The default implementation redirects to the main login view.
- class evesrp.auth.models.Entity(name, authmethod, **kwargs)[source]¶
Private class for shared functionality between User and Group.
This class defines a number of helper methods used indirectly by User and Group subclasses such as automatically defining the table name and mapper arguments.
This class should not be inherited from directly, instead either User or Group should be used.
- authmethod¶
The name of the AuthMethod for this entity.
- entity_permissions¶
Permissions associated specifically with this entity.
- has_permission(permissions, division_or_request=None)[source]¶
Returns if this entity has been granted a permission in a division.
If division_or_request is None, this method checks if this group has the given permission in any division.
Parameters: - permissions (iterable) – The series of permissions to check
- division_or_request – The division to check. May also be None or an SRP request.
Return type: bool
- name¶
The name of the entity. Usually a nickname.

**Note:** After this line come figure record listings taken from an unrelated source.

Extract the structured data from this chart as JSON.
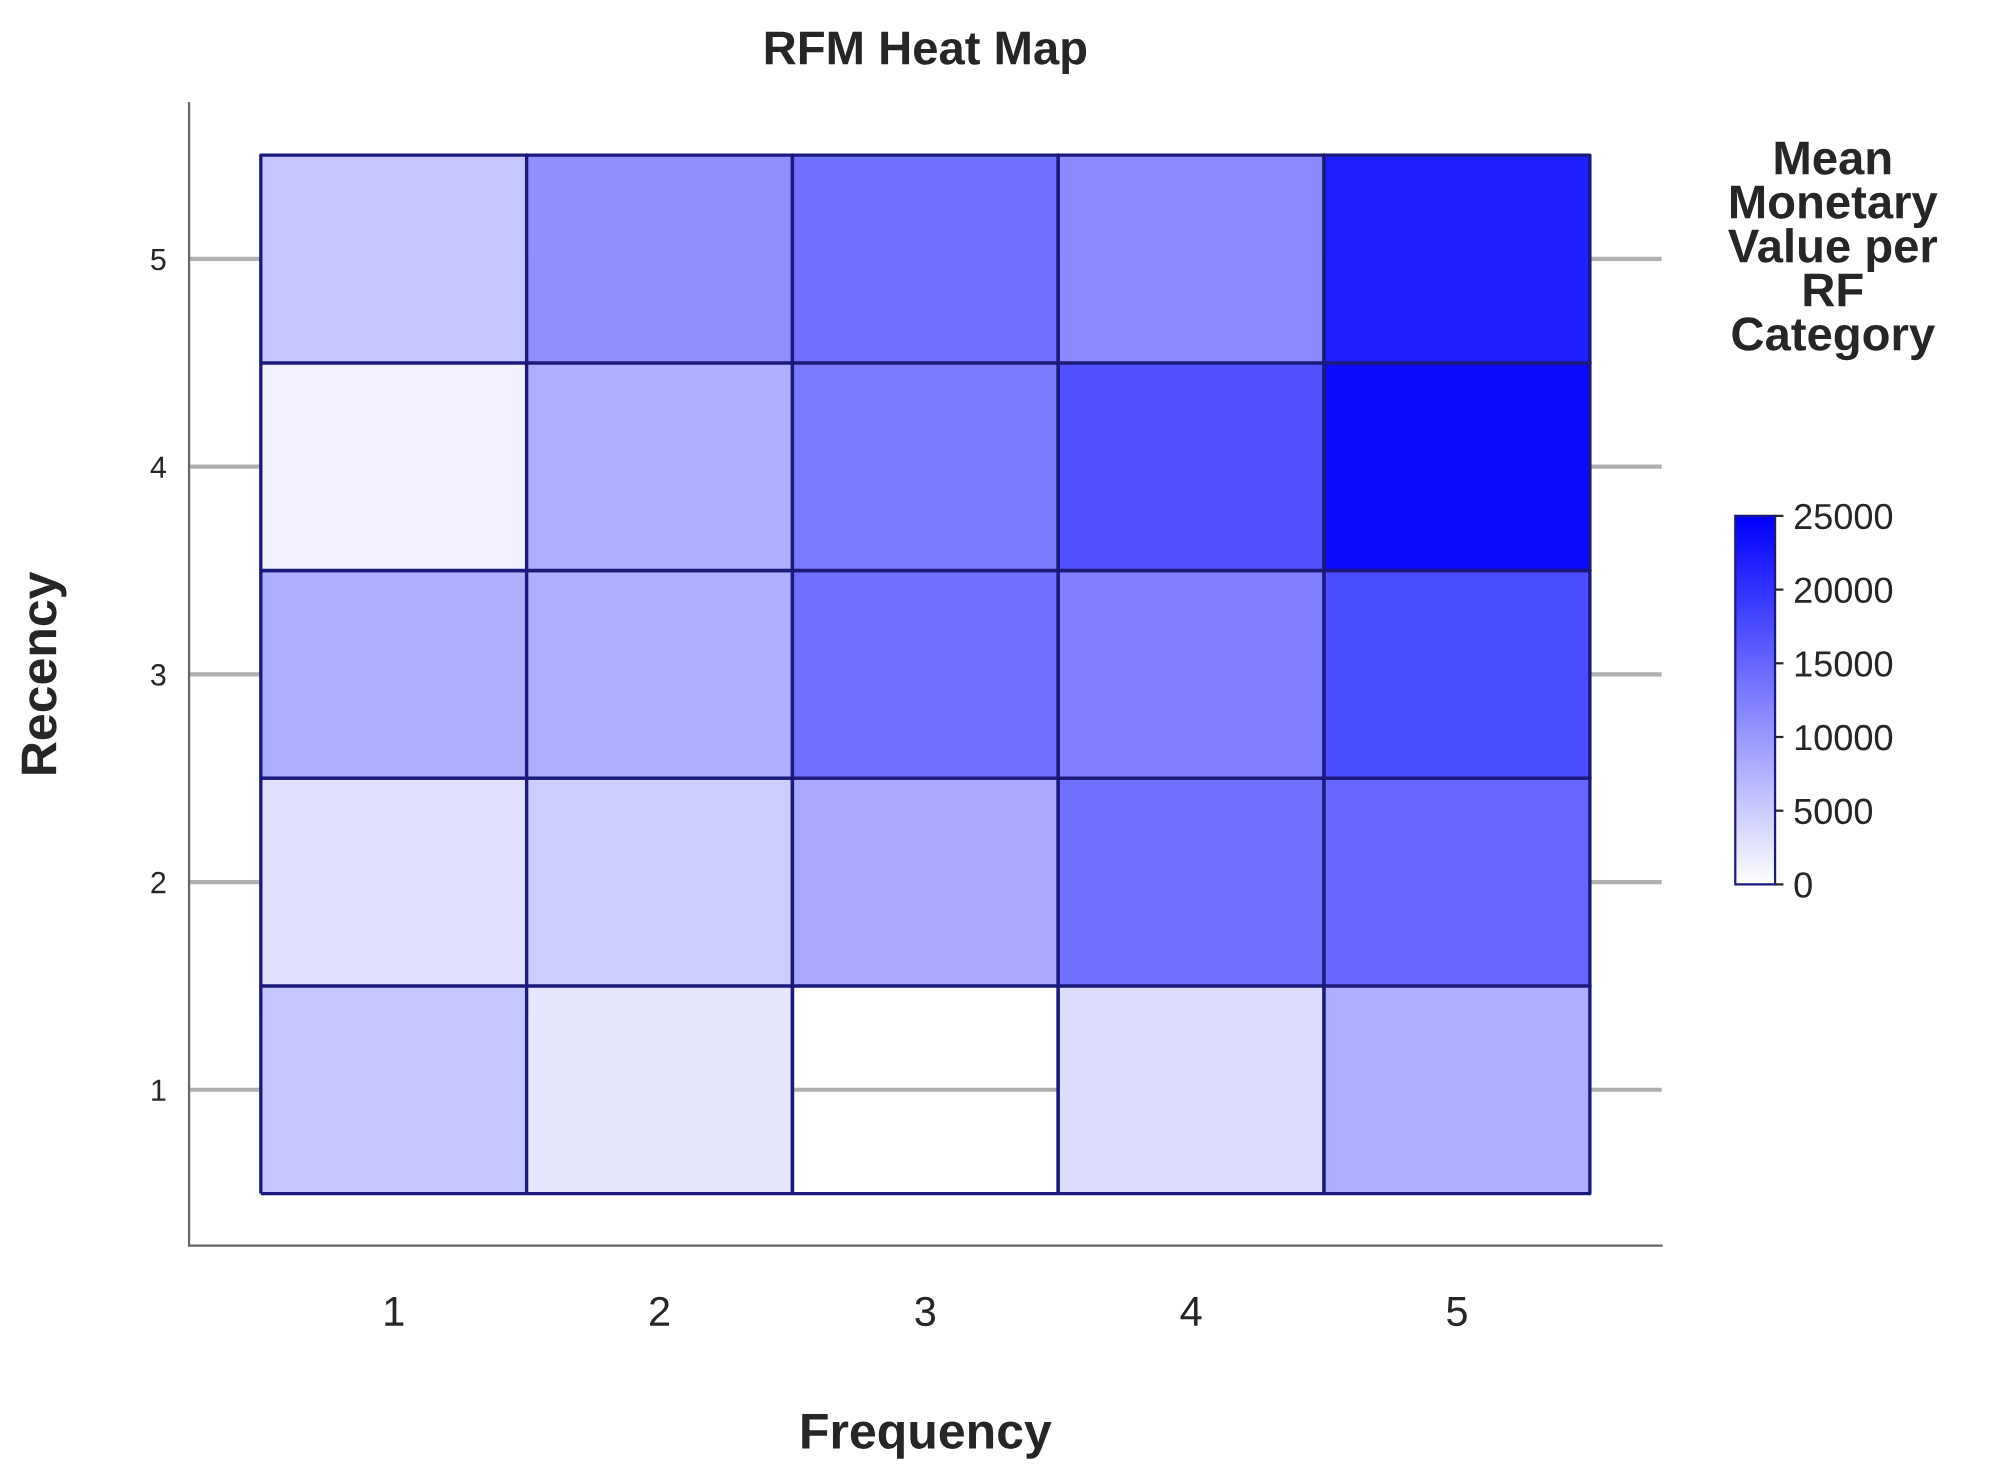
{
  "chart_data": {
    "type": "heatmap",
    "title": "RFM Heat Map",
    "xlabel": "Frequency",
    "ylabel": "Recency",
    "clabel": "Mean\nMonetary\nValue per\nRF\nCategory",
    "categories": [
      "1",
      "2",
      "3",
      "4",
      "5"
    ],
    "y_categories": [
      "5",
      "4",
      "3",
      "2",
      "1"
    ],
    "cells": [
      [
        5500,
        11000,
        14000,
        11500,
        22000
      ],
      [
        1500,
        8000,
        13000,
        17000,
        24000
      ],
      [
        8000,
        8000,
        14000,
        12500,
        17500
      ],
      [
        3000,
        5000,
        8500,
        14000,
        15000
      ],
      [
        5500,
        2500,
        null,
        3500,
        8000
      ]
    ],
    "clim": [
      0,
      25000
    ],
    "cticks": [
      25000,
      20000,
      15000,
      10000,
      5000,
      0
    ],
    "grid": "y"
  }
}
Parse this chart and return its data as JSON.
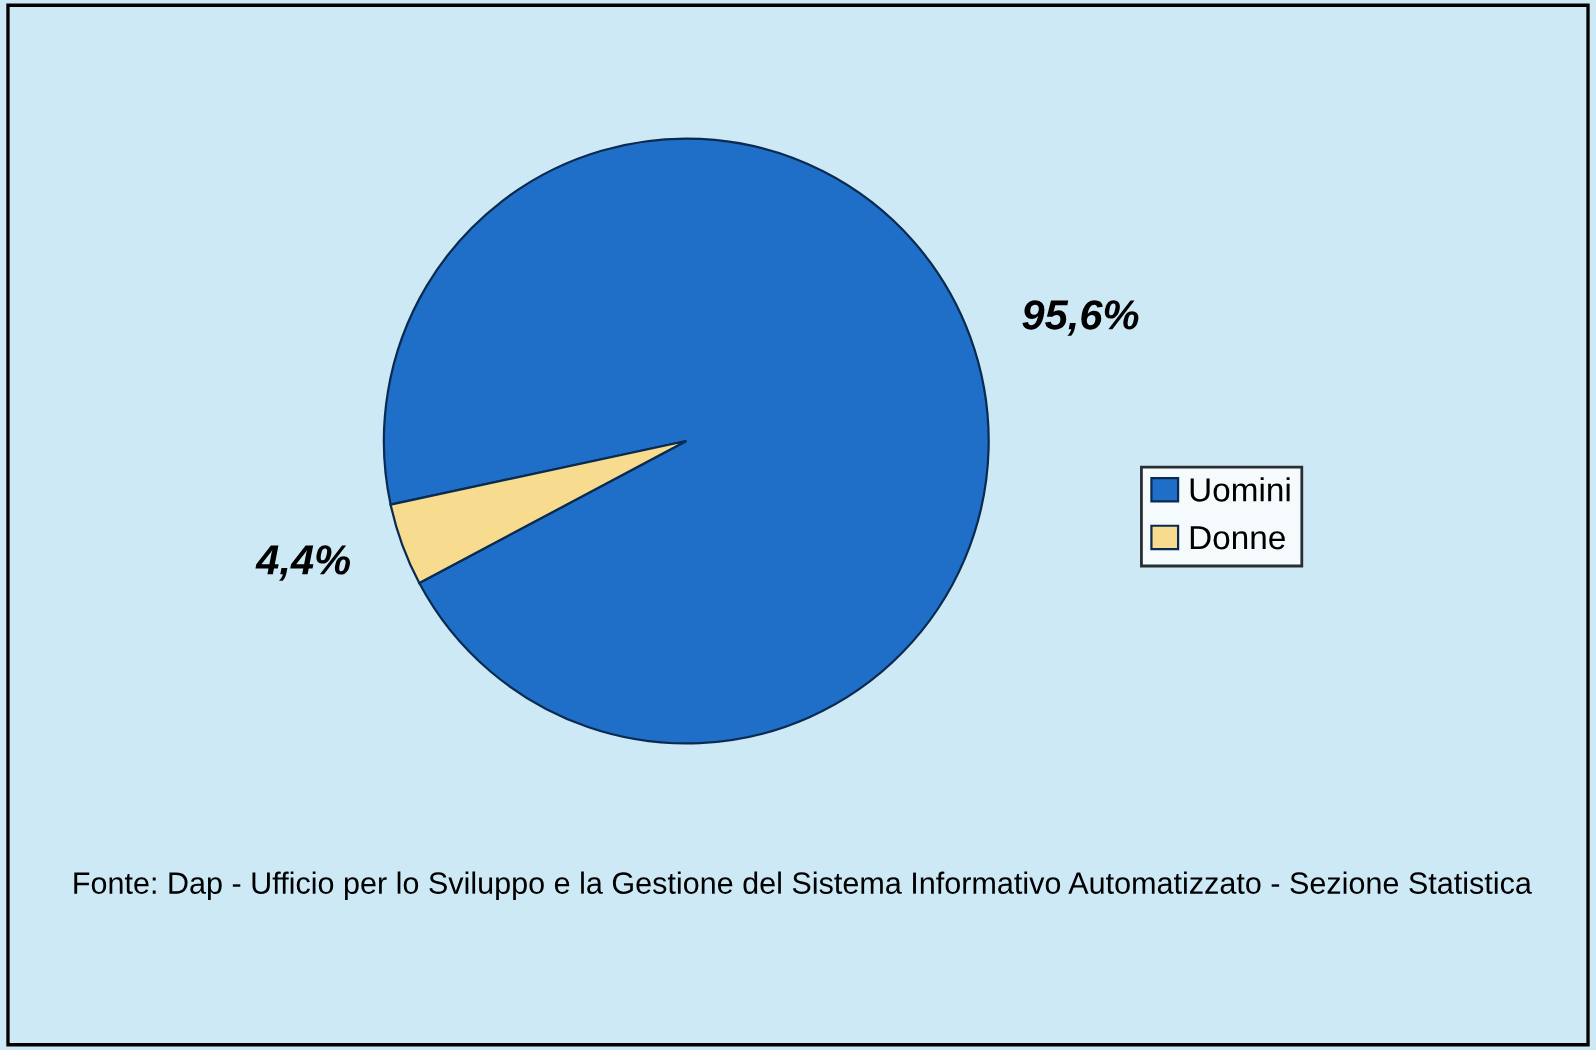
{
  "chart_data": {
    "type": "pie",
    "categories": [
      "Uomini",
      "Donne"
    ],
    "values": [
      95.6,
      4.4
    ],
    "colors": [
      "#1f6fc8",
      "#f7dc90"
    ],
    "value_labels": [
      "95,6%",
      "4,4%"
    ],
    "legend": "right",
    "annotations": [
      "Fonte: Dap - Ufficio per lo Sviluppo e la Gestione del Sistema Informativo Automatizzato - Sezione Statistica"
    ]
  }
}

- class evesrp.auth.models.User(name, authmethod, **kwargs)[source]¶
Bases: evesrp.auth.models.Entity
User base class.
Represents users who can submit, review and/or pay out requests. It also supplies a number of convenience methods for subclasses.
- admin¶
If the user is an administrator. This allows the user to create and administer divisions.
- class evesrp.auth.models.Pilot(user, name, id_)[source]¶
Represents an in-game character.
- name¶
The name of the character
- requests¶
The Requests filed with lossmails from this character.
- user¶
The User this character belongs to.
- class evesrp.auth.models.APIKey(user)[source]¶
Represents an API key for use with the External API.
- key¶
The raw key data.
- class evesrp.auth.models.Note(user, noter, note)[source]¶
A note about a particular User.
- content¶
The actual contents of this note.
- noter¶
The author of this note.
- class evesrp.auth.models.Group(name, authmethod, **kwargs)[source]¶
Bases: evesrp.auth.models.Entity
Base class for a group of users.
Represents a group of users. Usable for granting permissions to submit, evaluate and pay.
- permissions¶
Synonym for entity_permissions
- class evesrp.auth.models.Permission(division, permission, entity)[source]¶
- __init__(division, permission, entity)[source]¶
Create a Permission object granting an entity access to a division.
- division¶
The division this permission is granting access to
- permission¶
The permission being granted.
- class evesrp.auth.models.Division(name)[source]¶
A reimbursement division.
A division has (possibly non-intersecting) groups of people that can submit requests, review requests, and pay out requests.
- division_permissions¶
All Permissions associated with this division.
- name¶
The name of this division.
- requests¶
Request s filed under this division.
- transformers¶
A mapping of attribute names to Transformer instances.